DOT officials have said that 80 percent of the state’s 42,000 miles of roads needs to be resurfaced or rebuilt.
Hall stressed during the meeting that her agency uses “an analytical – not a political – process for identifying, selecting and picking projects … based on objective, quantifiable criteria.” DOT, however, has not responded to written questions submitted by The Nerve on June 15 asking for, among other things:
- The specific criteria used to determine what “pavements” and “safety” projects are included on the agency’s online IMTF project list, and who determines what projects are selected;
- Details on the types of work to be done for the “pavements” and “safety” projects;
- Why the projects list is updated monthly instead of being finalized at some point; and
- Why there are hundreds of miles of identified projects with zero listed “committed” amounts.
DOT calling shots
As of May 31, the 10 counties with the biggest total “committed” amounts (in millions) were as follows: Lexington ($61.2), Greenville ($19.5), Lancaster ($13), Chesterfield ($12.6), Richland ($12.5), Anderson ($11.6), Florence ($11.5), Horry ($14.97), Orangeburg ($11.42), and Spartanburg ($11.1). The $381 million in total projects statewide jumped by 124 percent compared to the IMTF list as of Jan. 31, The Nerve’s review found.
The Nerve last week contacted officials in seven counties that had among the largest increases (at least $5 million) in overall “committed” amounts from January through May. Of the three counties that responded – Edgefield, Horry and Lancaster – each said DOT selected the projects for their respective counties.
Asked about a 5.29-mile stretch of S.C. 903 in Lancaster County – the longest identified stretch in that county under the “Pavements” section of the IMTF list – Jeff Catoe, the county’s public works director, couldn’t say whether it was in poor condition.
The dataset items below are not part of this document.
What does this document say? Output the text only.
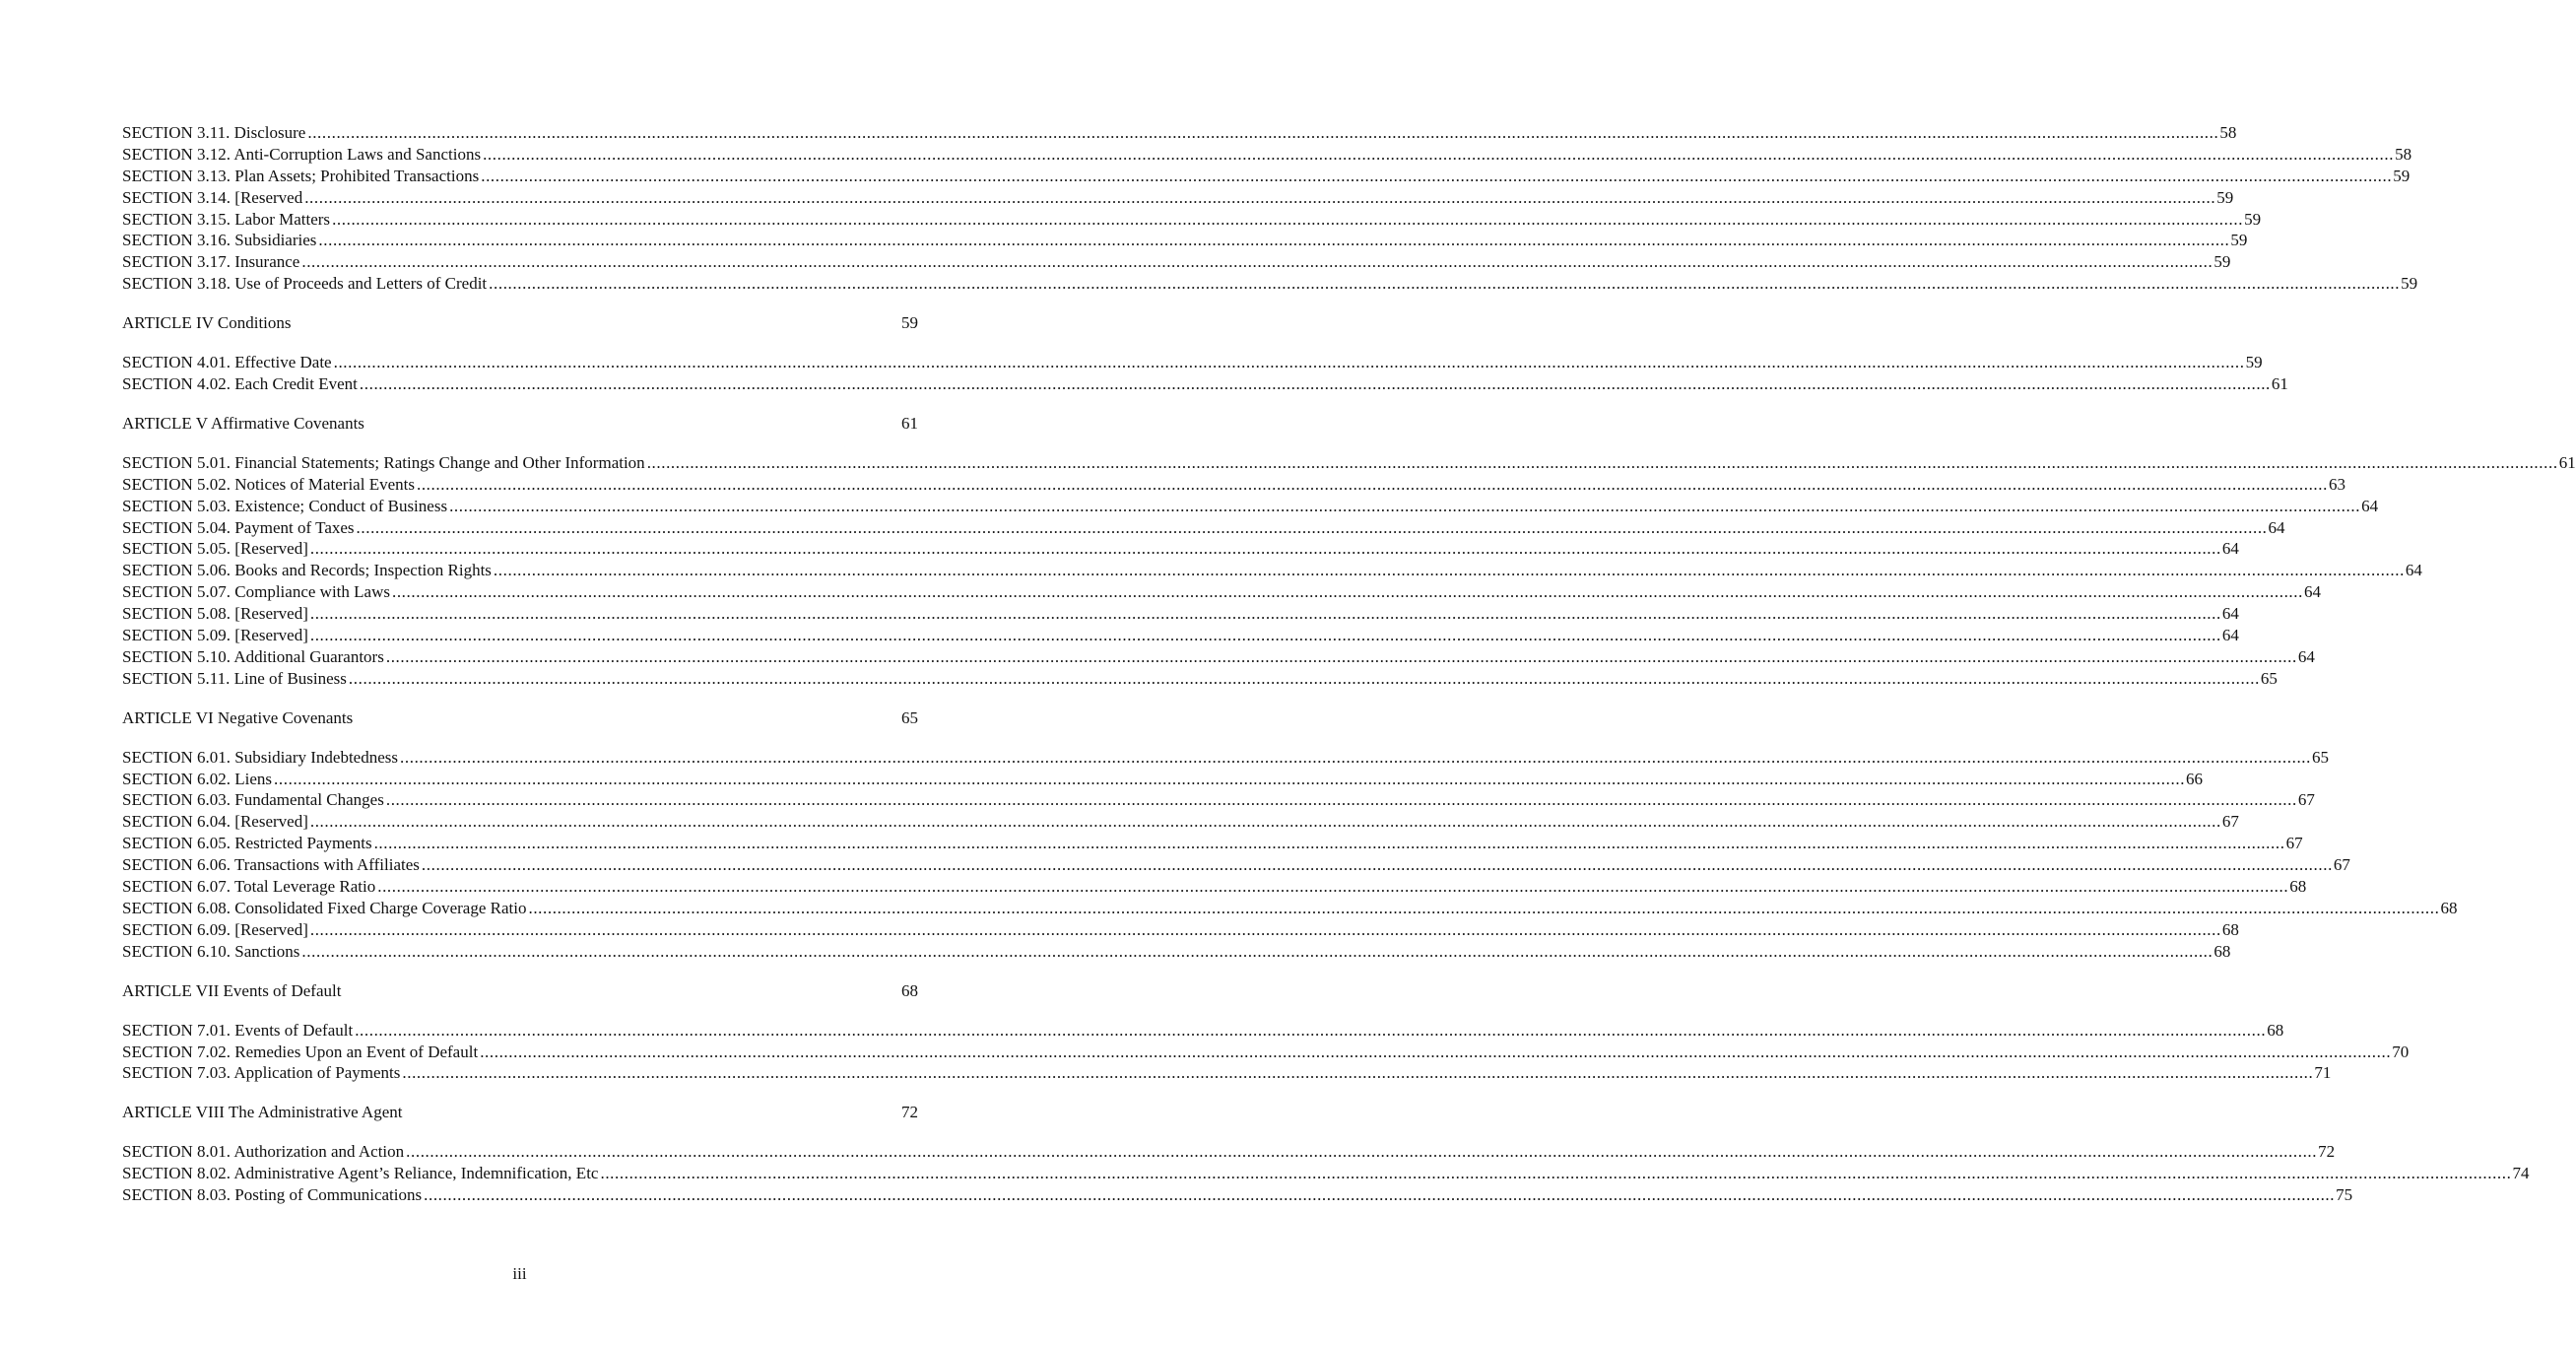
SECTION 3.11. Disclosure ................................................................................................................................................................................................................................................................................................................................................................................................................ 58
SECTION 3.12. Anti-Corruption Laws and Sanctions ................................................................................................................................................................................................................................................................................................................................................................................................................ 58
SECTION 3.13. Plan Assets; Prohibited Transactions ................................................................................................................................................................................................................................................................................................................................................................................................................ 59
SECTION 3.14. [Reserved ................................................................................................................................................................................................................................................................................................................................................................................................................ 59
SECTION 3.15. Labor Matters ................................................................................................................................................................................................................................................................................................................................................................................................................ 59
SECTION 3.16. Subsidiaries ................................................................................................................................................................................................................................................................................................................................................................................................................ 59
SECTION 3.17. Insurance ................................................................................................................................................................................................................................................................................................................................................................................................................ 59
SECTION 3.18. Use of Proceeds and Letters of Credit ................................................................................................................................................................................................................................................................................................................................................................................................................ 59
ARTICLE IV Conditions	59
SECTION 4.01. Effective Date ................................................................................................................................................................................................................................................................................................................................................................................................................ 59
SECTION 4.02. Each Credit Event ................................................................................................................................................................................................................................................................................................................................................................................................................ 61
ARTICLE V Affirmative Covenants	61
SECTION 5.01. Financial Statements; Ratings Change and Other Information ................................................................................................................................................................................................................................................................................................................................................................................................................ 61
SECTION 5.02. Notices of Material Events ................................................................................................................................................................................................................................................................................................................................................................................................................ 63
SECTION 5.03. Existence; Conduct of Business ................................................................................................................................................................................................................................................................................................................................................................................................................ 64
SECTION 5.04. Payment of Taxes ................................................................................................................................................................................................................................................................................................................................................................................................................ 64
SECTION 5.05. [Reserved] ................................................................................................................................................................................................................................................................................................................................................................................................................ 64
SECTION 5.06. Books and Records; Inspection Rights ................................................................................................................................................................................................................................................................................................................................................................................................................ 64
SECTION 5.07. Compliance with Laws ................................................................................................................................................................................................................................................................................................................................................................................................................ 64
SECTION 5.08. [Reserved] ................................................................................................................................................................................................................................................................................................................................................................................................................ 64
SECTION 5.09. [Reserved] ................................................................................................................................................................................................................................................................................................................................................................................................................ 64
SECTION 5.10. Additional Guarantors ................................................................................................................................................................................................................................................................................................................................................................................................................ 64
SECTION 5.11. Line of Business ................................................................................................................................................................................................................................................................................................................................................................................................................ 65
ARTICLE VI Negative Covenants	65
SECTION 6.01. Subsidiary Indebtedness ................................................................................................................................................................................................................................................................................................................................................................................................................ 65
SECTION 6.02. Liens ................................................................................................................................................................................................................................................................................................................................................................................................................ 66
SECTION 6.03. Fundamental Changes ................................................................................................................................................................................................................................................................................................................................................................................................................ 67
SECTION 6.04. [Reserved] ................................................................................................................................................................................................................................................................................................................................................................................................................ 67
SECTION 6.05. Restricted Payments ................................................................................................................................................................................................................................................................................................................................................................................................................ 67
SECTION 6.06. Transactions with Affiliates ................................................................................................................................................................................................................................................................................................................................................................................................................ 67
SECTION 6.07. Total Leverage Ratio ................................................................................................................................................................................................................................................................................................................................................................................................................ 68
SECTION 6.08. Consolidated Fixed Charge Coverage Ratio ................................................................................................................................................................................................................................................................................................................................................................................................................ 68
SECTION 6.09. [Reserved] ................................................................................................................................................................................................................................................................................................................................................................................................................ 68
SECTION 6.10. Sanctions ................................................................................................................................................................................................................................................................................................................................................................................................................ 68
ARTICLE VII Events of Default	68
SECTION 7.01. Events of Default ................................................................................................................................................................................................................................................................................................................................................................................................................ 68
SECTION 7.02. Remedies Upon an Event of Default ................................................................................................................................................................................................................................................................................................................................................................................................................ 70
SECTION 7.03. Application of Payments ................................................................................................................................................................................................................................................................................................................................................................................................................ 71
ARTICLE VIII The Administrative Agent	72
SECTION 8.01. Authorization and Action ................................................................................................................................................................................................................................................................................................................................................................................................................ 72
SECTION 8.02. Administrative Agent’s Reliance, Indemnification, Etc ................................................................................................................................................................................................................................................................................................................................................................................................................ 74
SECTION 8.03. Posting of Communications ................................................................................................................................................................................................................................................................................................................................................................................................................ 75
iii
The total overall “committed” project amount in the county skyrocketed from less than $89,000 as of Jan. 31 to about $13.1 million as of May 31 – with no explanation.
“Most of the projects (on the IMTF) list … I don’t have much knowledge of because those are state roads,” he said.
But Catoe knows the importance of the S.C. 903 stretch to the state’s tourism industry.
“That is probably the No. 1 way to Myrtle Beach for half of this part of the region,” he said. “It sounds like that long of a stretch would be a resurfacing or repaving project.”